(50c) Role of Chloride in the Shape-Selective Growth of Ag Nanocrystals | AIChE

(50c) Role of Chloride in the Shape-Selective Growth of Ag Nanocrystals

Authors 

Chen, Z. - Presenter, Penn State University
Fichthorn, K., Pennsylvania State University
Ag nanocrystals have promising applications in many cutting-edge technologies, which are highly dependent on their shapes. These nanomaterials are typically synthesized using the solution-phase polyol method, which involves the precursor AgNO3 salt, the capping agent polyvinylpyrrolidone (PVP), and ethylene glycol as the solvent and reducing agent. Chloride and bromide are often added to achieve robust shape control. In the interest of achieving shape-selective syntheses, understanding the mechanistic origins of shape selectivity is important, but elusive.

Previous theoretical/experimental studies indicate that the preferential binding of PVP to Ag(100) can produce kinetic nanocubes of sufficiently large sizes. Small nanocubes can be synthesized experimentally when chloride is present, while theory predicts that truncated nanocubes are thermodynamically preferred in the presence of chloride and truncated octahedral are thermodynamically preferred without chloride. Here, we use dispersion-corrected density-functional theory to investigate the possibility that there is a synergy in the binding of PVP and chlorine to Ag surfaces, through which nanocubes emerge as the preferred thermodynamic shape.

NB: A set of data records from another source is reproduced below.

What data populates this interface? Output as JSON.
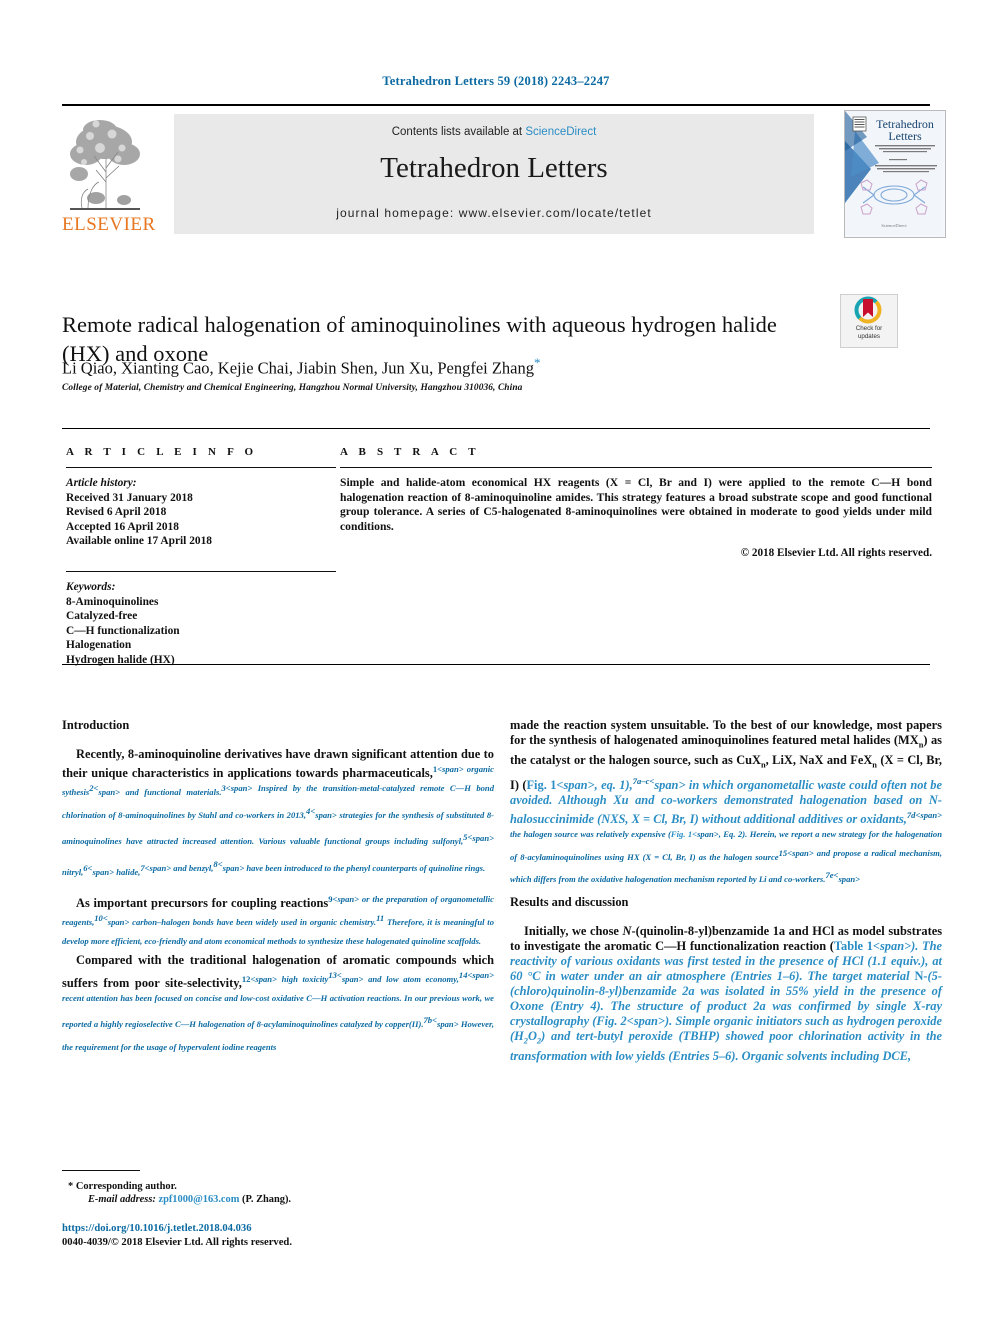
{
  "running_head": "Tetrahedron Letters 59 (2018) 2243–2247",
  "masthead": {
    "publisher_name": "ELSEVIER",
    "contents_prefix": "Contents lists available at ",
    "sciencedirect": "ScienceDirect",
    "journal_title": "Tetrahedron Letters",
    "homepage": "journal homepage: www.elsevier.com/locate/tetlet",
    "cover_title_line1": "Tetrahedron",
    "cover_title_line2": "Letters"
  },
  "article": {
    "title": "Remote radical halogenation of aminoquinolines with aqueous hydrogen halide (HX) and oxone",
    "authors": "Li Qiao, Xianting Cao, Kejie Chai, Jiabin Shen, Jun Xu, Pengfei Zhang",
    "corresponding_marker": "*",
    "affiliation": "College of Material, Chemistry and Chemical Engineering, Hangzhou Normal University, Hangzhou 310036, China",
    "crossmark_label_line1": "Check for",
    "crossmark_label_line2": "updates"
  },
  "article_info": {
    "heading": "A R T I C L E   I N F O",
    "history_heading": "Article history:",
    "history": [
      "Received 31 January 2018",
      "Revised 6 April 2018",
      "Accepted 16 April 2018",
      "Available online 17 April 2018"
    ],
    "keywords_heading": "Keywords:",
    "keywords": [
      "8-Aminoquinolines",
      "Catalyzed-free",
      "C—H functionalization",
      "Halogenation",
      "Hydrogen halide (HX)"
    ]
  },
  "abstract": {
    "heading": "A B S T R A C T",
    "text": "Simple and halide-atom economical HX reagents (X = Cl, Br and I) were applied to the remote C—H bond halogenation reaction of 8-aminoquinoline amides. This strategy features a broad substrate scope and good functional group tolerance. A series of C5-halogenated 8-aminoquinolines were obtained in moderate to good yields under mild conditions.",
    "copyright": "© 2018 Elsevier Ltd. All rights reserved."
  },
  "body": {
    "intro_heading": "Introduction",
    "results_heading": "Results and discussion",
    "left_paragraphs": [
      "Recently, 8-aminoquinoline derivatives have drawn significant attention due to their unique characteristics in applications towards pharmaceuticals,|1| organic sythesis|2| and functional materials.|3| Inspired by the transition-metal-catalyzed remote C—H bond chlorination of 8-aminoquinolines by Stahl and co-workers in 2013,|4| strategies for the synthesis of substituted 8-aminoquinolines have attracted increased attention. Various valuable functional groups including sulfonyl,|5| nitryl,|6| halide,|7| and benzyl,|8| have been introduced to the phenyl counterparts of quinoline rings.",
      "As important precursors for coupling reactions|9| or the preparation of organometallic reagents,|10| carbon–halogen bonds have been widely used in organic chemistry.|11| Therefore, it is meaningful to develop more efficient, eco-friendly and atom economical methods to synthesize these halogenated quinoline scaffolds.",
      "Compared with the traditional halogenation of aromatic compounds which suffers from poor site-selectivity,|12| high toxicity|13| and low atom economy,|14| recent attention has been focused on concise and low-cost oxidative C—H activation reactions. In our previous work, we reported a highly regioselective C—H halogenation of 8-acylaminoquinolines catalyzed by copper(II).|7b| However, the requirement for the usage of hypervalent iodine reagents"
    ],
    "right_paragraph_1": "made the reaction system unsuitable. To the best of our knowledge, most papers for the synthesis of halogenated aminoquinolines featured metal halides (MX#n) as the catalyst or the halogen source, such as CuX#n, LiX, NaX and FeX#n (X = Cl, Br, I) ([Fig. 1], eq. 1),|7a–c| in which organometallic waste could often not be avoided. Although Xu and co-workers demonstrated halogenation based on /N/-halosuccinimide (NXS, X = Cl, Br, I) without additional additives or oxidants,|7d| the halogen source was relatively expensive ([Fig. 1], Eq. 2). Herein, we report a new strategy for the halogenation of 8-acylaminoquinolines using HX (X = Cl, Br, I) as the halogen source|15| and propose a radical mechanism, which differs from the oxidative halogenation mechanism reported by Li and co-workers.|7e|",
    "right_paragraph_2": "Initially, we chose /N/-(quinolin-8-yl)benzamide *1a* and HCl as model substrates to investigate the aromatic C—H functionalization reaction ([Table 1]). The reactivity of various oxidants was first tested in the presence of HCl (1.1 equiv.), at 60 °C in water under an air atmosphere (Entries 1–6). The target material /N/-(5-(chloro)quinolin-8-yl)benzamide *2a* was isolated in 55% yield in the presence of Oxone (Entry 4). The structure of product *2a* was confirmed by single X-ray crystallography ([Fig. 2]). Simple organic initiators such as hydrogen peroxide (H#2O#2) and tert-butyl peroxide (TBHP) showed poor chlorination activity in the transformation with low yields (Entries 5–6). Organic solvents including DCE,"
  },
  "footnote": {
    "star": "*",
    "corresponding": "Corresponding author.",
    "email_label": "E-mail address:",
    "email": "zpf1000@163.com",
    "email_suffix": "(P. Zhang).",
    "doi": "https://doi.org/10.1016/j.tetlet.2018.04.036",
    "issn_line": "0040-4039/© 2018 Elsevier Ltd. All rights reserved."
  },
  "colors": {
    "link_blue": "#2a8dc4",
    "ref_blue": "#0b6aa2",
    "elsevier_orange": "#e87722",
    "banner_grey": "#e9e9e9"
  }
}
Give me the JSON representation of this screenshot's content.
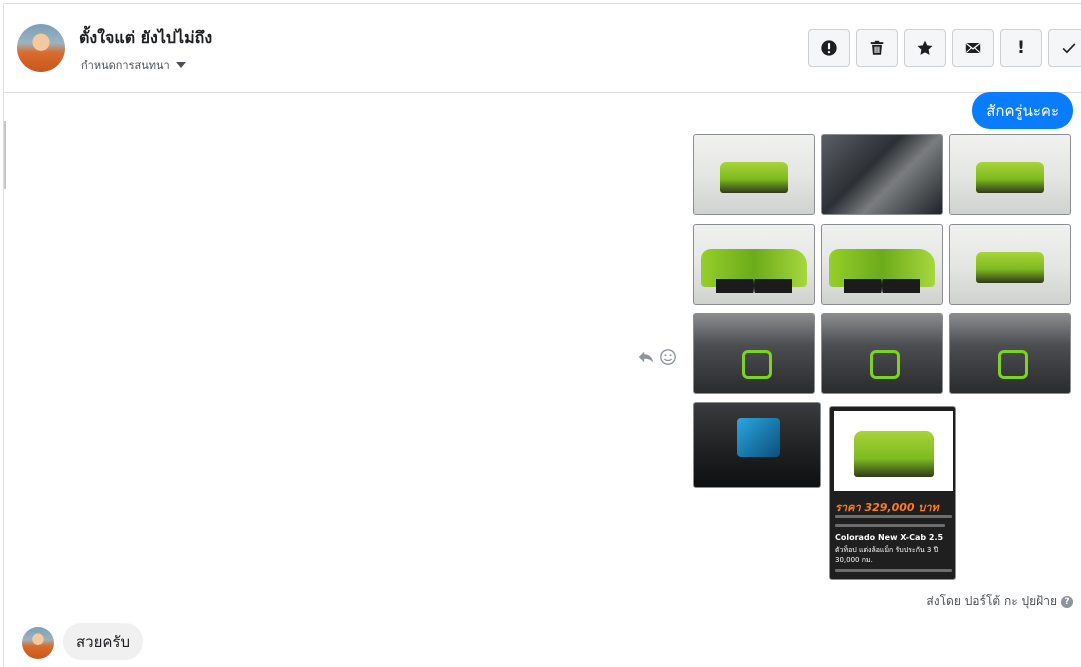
{
  "header": {
    "conversation_name": "ตั้งใจแต่ ยังไปไม่ถึง",
    "conversation_menu_label": "กำหนดการสนทนา",
    "toolbar_buttons": [
      {
        "name": "spam",
        "icon": "exclamation-circle-icon"
      },
      {
        "name": "delete",
        "icon": "trash-icon"
      },
      {
        "name": "star",
        "icon": "star-icon"
      },
      {
        "name": "mark-unread",
        "icon": "envelope-icon"
      },
      {
        "name": "priority",
        "icon": "exclamation-icon"
      },
      {
        "name": "done",
        "icon": "check-icon"
      }
    ]
  },
  "messages": {
    "outgoing_text": "สักครู่นะคะ",
    "photos": [
      {
        "kind": "car-front"
      },
      {
        "kind": "engine"
      },
      {
        "kind": "car-rear"
      },
      {
        "kind": "car-side"
      },
      {
        "kind": "car-side"
      },
      {
        "kind": "car-front-angle"
      },
      {
        "kind": "interior"
      },
      {
        "kind": "interior"
      },
      {
        "kind": "interior"
      },
      {
        "kind": "dashboard"
      }
    ],
    "ad_card": {
      "price": "ราคา 329,000 บาท",
      "model": "Colorado New X-Cab 2.5",
      "desc_line_1": "ตัวท็อป แต่งล้อแม็ก รับประกัน 3 ปี",
      "desc_line_2": "30,000 กม."
    },
    "sent_by": "ส่งโดย ปอร์โต้ กะ ปุยฝ้าย",
    "help_glyph": "?",
    "incoming_text": "สวยครับ"
  },
  "colors": {
    "accent": "#0a7cff",
    "incoming_bubble": "#f0f0f0"
  }
}
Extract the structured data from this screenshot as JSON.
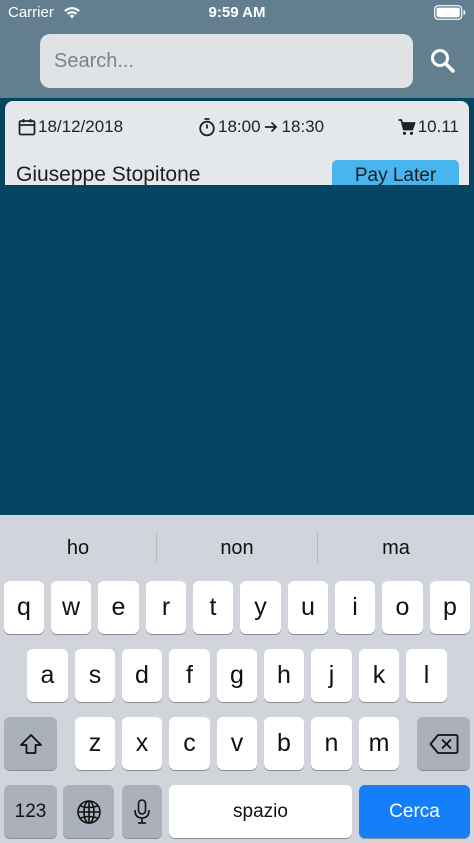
{
  "status_bar": {
    "carrier": "Carrier",
    "time": "9:59 AM",
    "wifi_icon": "wifi-icon",
    "battery_icon": "battery-icon"
  },
  "search": {
    "placeholder": "Search...",
    "value": "",
    "button_icon": "search-icon"
  },
  "order": {
    "date": "18/12/2018",
    "time_start": "18:00",
    "time_end": "18:30",
    "total": "10.11",
    "customer": "Giuseppe Stopitone",
    "pay_later_label": "Pay Later",
    "icons": [
      "calendar-icon",
      "stopwatch-icon",
      "arrow-right-icon",
      "cart-icon"
    ]
  },
  "keyboard": {
    "suggestions": [
      "ho",
      "non",
      "ma"
    ],
    "rows": [
      [
        "q",
        "w",
        "e",
        "r",
        "t",
        "y",
        "u",
        "i",
        "o",
        "p"
      ],
      [
        "a",
        "s",
        "d",
        "f",
        "g",
        "h",
        "j",
        "k",
        "l"
      ],
      [
        "z",
        "x",
        "c",
        "v",
        "b",
        "n",
        "m"
      ]
    ],
    "numbers_label": "123",
    "space_label": "spazio",
    "go_label": "Cerca",
    "icons": [
      "shift-icon",
      "backspace-icon",
      "globe-icon",
      "microphone-icon"
    ],
    "colors": {
      "background": "#d1d5db",
      "key": "#ffffff",
      "special_key": "#abb1ba",
      "go_key": "#147efb"
    }
  },
  "colors": {
    "header": "#637f8f",
    "body": "#054561",
    "card": "#e5e8ea",
    "pay_later": "#48b5ef"
  }
}
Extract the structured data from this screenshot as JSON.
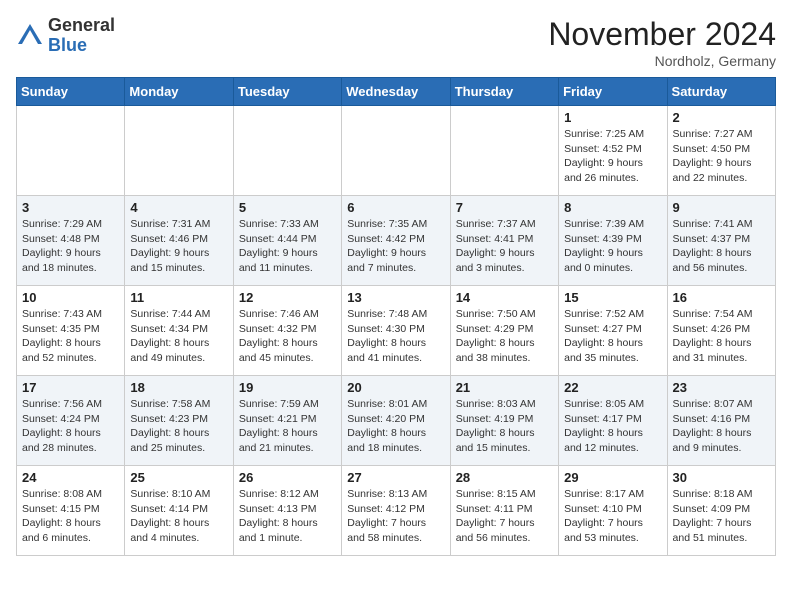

We study the co-adsorption of PVP dimers and Cl to Ag(100) and Ag(111). We find that the adsorption of Cl influences the binding of PVP in a facet-selective way, such that Cl weakens the binding of PVP to Ag(111) at high Cl surface coverages, at which Cl continues strengthening the binding of PVP to Ag(100). We construct a contour plot of Ag-PVP-Cl surface energies as a function of the solution-phase Cl and PVP chemical potentials and find the associated Wulff shapes of the Ag nanocrystals. We see that truncated octahedra are thermodynamically preferred at low Clconcentrations / chemical potentials under full protection of PVP and Ag nanocubes are obtained at high Cl concentrations. Our results also indicate that Cl and PVP could work synergistically to produce five-fold twinned Ag nanowires under kinetic control.